Marco envolveu-a pela cintura, puxando-a para perto. “A beleza real está aqui, comigo,” ele disse, depositando um beijo suave no seu pescoço, enviando um arrepio pelo corpo dela. “E esta é apenas a primeira página da nossa *romantic getaway couple story*.”
Os dias seguintes foram uma dança de luz, calor e intimidade. Pequenos-almoços preguiçosos na varanda, tardes à beira da piscina com o sol a dourar-lhes a pele, e longas caminhadas pela praia deserta, onde as ondas desfaziam-se aos seus pés como promessas líquidas. A cada toque, a cada olhar demorado, a barreira invisível que a rotina tinha construído entre eles desmoronava-se.
Uma noite, após um jantar à luz de velas regado a vinho branco e risadas, eles voltaram para a vila. O luar prateava o chão de madeira e a brisa tropical trazia o cheiro inebriante do jasmim noturno. Ana parou junto à porta deslizante que dava para o terraço, o coração a bater mais forte.
“Vamos dar um último mergulho?” ela sugeriu, a voz um sussurro.
Marco sorriu, os olhos brilhando com um desejo que ela reconhecia e ansiava. “Excelente ideia.”
Na penumbra da noite, eles despiram-se lentamente, os olhos fixos um no outro, cada peça de roupa que caía intensificando a expectativa.
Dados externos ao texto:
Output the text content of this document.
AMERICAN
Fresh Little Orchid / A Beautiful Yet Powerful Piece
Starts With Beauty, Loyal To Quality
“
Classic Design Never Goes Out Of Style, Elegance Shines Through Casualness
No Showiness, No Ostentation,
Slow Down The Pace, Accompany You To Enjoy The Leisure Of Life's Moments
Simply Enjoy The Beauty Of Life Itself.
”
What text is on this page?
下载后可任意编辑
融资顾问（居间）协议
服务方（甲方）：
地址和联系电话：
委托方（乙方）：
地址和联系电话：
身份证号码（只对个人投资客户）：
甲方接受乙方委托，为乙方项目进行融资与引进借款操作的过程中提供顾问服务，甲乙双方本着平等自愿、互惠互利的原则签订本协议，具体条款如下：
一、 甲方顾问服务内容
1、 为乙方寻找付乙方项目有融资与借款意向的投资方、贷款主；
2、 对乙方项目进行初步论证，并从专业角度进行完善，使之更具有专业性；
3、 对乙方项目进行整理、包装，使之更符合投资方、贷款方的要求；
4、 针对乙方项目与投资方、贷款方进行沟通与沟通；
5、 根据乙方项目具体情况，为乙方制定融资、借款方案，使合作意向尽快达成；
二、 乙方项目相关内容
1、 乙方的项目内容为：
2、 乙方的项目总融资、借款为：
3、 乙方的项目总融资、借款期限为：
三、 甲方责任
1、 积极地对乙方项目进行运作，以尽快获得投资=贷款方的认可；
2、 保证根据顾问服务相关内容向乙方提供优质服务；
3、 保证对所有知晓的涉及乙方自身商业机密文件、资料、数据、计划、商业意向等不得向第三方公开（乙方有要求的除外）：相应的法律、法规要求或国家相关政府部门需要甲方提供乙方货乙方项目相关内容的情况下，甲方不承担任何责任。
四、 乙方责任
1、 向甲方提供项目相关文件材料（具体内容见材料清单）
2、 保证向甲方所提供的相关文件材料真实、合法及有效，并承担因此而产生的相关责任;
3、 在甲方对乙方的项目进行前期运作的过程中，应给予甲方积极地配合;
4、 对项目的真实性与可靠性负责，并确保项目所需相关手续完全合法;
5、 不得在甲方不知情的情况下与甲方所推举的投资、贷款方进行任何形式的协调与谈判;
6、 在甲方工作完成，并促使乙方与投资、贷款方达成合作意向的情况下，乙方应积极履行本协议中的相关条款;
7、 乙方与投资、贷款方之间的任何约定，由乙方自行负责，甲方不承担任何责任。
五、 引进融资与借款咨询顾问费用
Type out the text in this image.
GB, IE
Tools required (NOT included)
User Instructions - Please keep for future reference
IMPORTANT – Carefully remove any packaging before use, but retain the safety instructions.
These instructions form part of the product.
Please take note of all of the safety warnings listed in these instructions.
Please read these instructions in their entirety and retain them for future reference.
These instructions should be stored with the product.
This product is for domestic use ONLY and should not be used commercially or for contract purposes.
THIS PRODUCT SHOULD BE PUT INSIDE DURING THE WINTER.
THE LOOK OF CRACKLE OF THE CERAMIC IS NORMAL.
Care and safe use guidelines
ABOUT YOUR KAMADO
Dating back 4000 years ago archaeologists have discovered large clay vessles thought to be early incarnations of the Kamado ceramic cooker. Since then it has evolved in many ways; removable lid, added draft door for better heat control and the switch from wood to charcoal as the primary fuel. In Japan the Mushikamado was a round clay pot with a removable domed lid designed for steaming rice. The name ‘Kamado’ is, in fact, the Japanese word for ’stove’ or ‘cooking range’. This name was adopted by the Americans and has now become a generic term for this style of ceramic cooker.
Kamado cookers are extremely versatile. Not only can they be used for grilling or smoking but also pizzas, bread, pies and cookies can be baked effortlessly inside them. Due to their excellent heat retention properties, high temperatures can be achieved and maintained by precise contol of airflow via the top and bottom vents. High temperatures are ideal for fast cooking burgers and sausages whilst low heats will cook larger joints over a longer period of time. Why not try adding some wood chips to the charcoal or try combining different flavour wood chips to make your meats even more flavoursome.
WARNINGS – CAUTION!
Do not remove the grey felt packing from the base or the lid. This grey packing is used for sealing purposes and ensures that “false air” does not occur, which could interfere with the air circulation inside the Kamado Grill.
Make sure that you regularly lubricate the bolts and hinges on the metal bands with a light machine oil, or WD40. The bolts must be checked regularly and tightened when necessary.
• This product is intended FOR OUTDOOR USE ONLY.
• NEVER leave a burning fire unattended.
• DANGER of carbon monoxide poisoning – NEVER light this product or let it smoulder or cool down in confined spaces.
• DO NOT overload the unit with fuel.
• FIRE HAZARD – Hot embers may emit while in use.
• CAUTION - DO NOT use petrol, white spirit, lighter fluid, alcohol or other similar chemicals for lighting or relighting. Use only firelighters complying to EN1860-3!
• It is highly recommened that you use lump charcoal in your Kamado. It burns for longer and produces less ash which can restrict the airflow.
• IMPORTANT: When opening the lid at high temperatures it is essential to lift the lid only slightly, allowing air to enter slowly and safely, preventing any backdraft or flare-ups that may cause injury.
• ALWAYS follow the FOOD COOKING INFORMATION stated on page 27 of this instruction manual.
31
Quando a pele de Ana tocou a água fresca da piscina, um suspiro de prazer escapou dos seus lábios. Marco juntou-se a ela, e o calor dos seus corpos colidiu no abraço líquido.
Ele segurou-a perto, as mãos a deslizarem suavemente pelas suas costas, os dedos a traçarem a curva da sua cintura. Os lábios de Marco encontraram os dela, num beijo que começou terno e logo se aprofundou, carregado de todo o anseio e paixão que a semana de refúgio lhes tinha despertado. Ana enlaçou o pescoço dele, entregando-se completamente, o seu corpo a reagir ao dele com uma urgência há muito adormecida.
“Eu te amo, Ana,” Marco murmurou entre beijos, a voz rouca.
“Eu te amo muito mais, Marco,” ela respondeu, a respiração ofegante, sentindo a pele dele roçar na sua, o ritmo dos seus corações a acelerar em uníssono. Era uma sinfonia de toques e sensações, um reencontro de almas e corpos. Cada beijo, cada carícia, construía a *romantic getaway couple story* que seus corações guardariam para sempre.
Na manhã seguinte, envoltos em lençóis de algodão fresco, o sol a espreitar pelas frestas das cortinas, Ana e Marco acordaram abraçados. O cheiro de café fresco flutuava no ar, e o som suave das ondas era a única melodia. O mundo lá fora parecia distante, insignificante. O que importava era a renovação da sua ligação, a paixão redescoberta.
Marco beijou a testa de Ana, os seus olhos ainda carregados de sono e ternura. “Foi perfeito,” ele disse.
Ana aninhou-se mais perto, sentindo a força dos seus braços. “Mais do que perfeito. Foi mágico. Uma lembrança para toda a vida.”
Eles sabiam que esta *romantic getaway couple story* era apenas o primeiro capítulo de um amor que continuaria a ser escrito, agora com mais cor, mais profundidade e uma paixão que o tempo não ousaria apagar.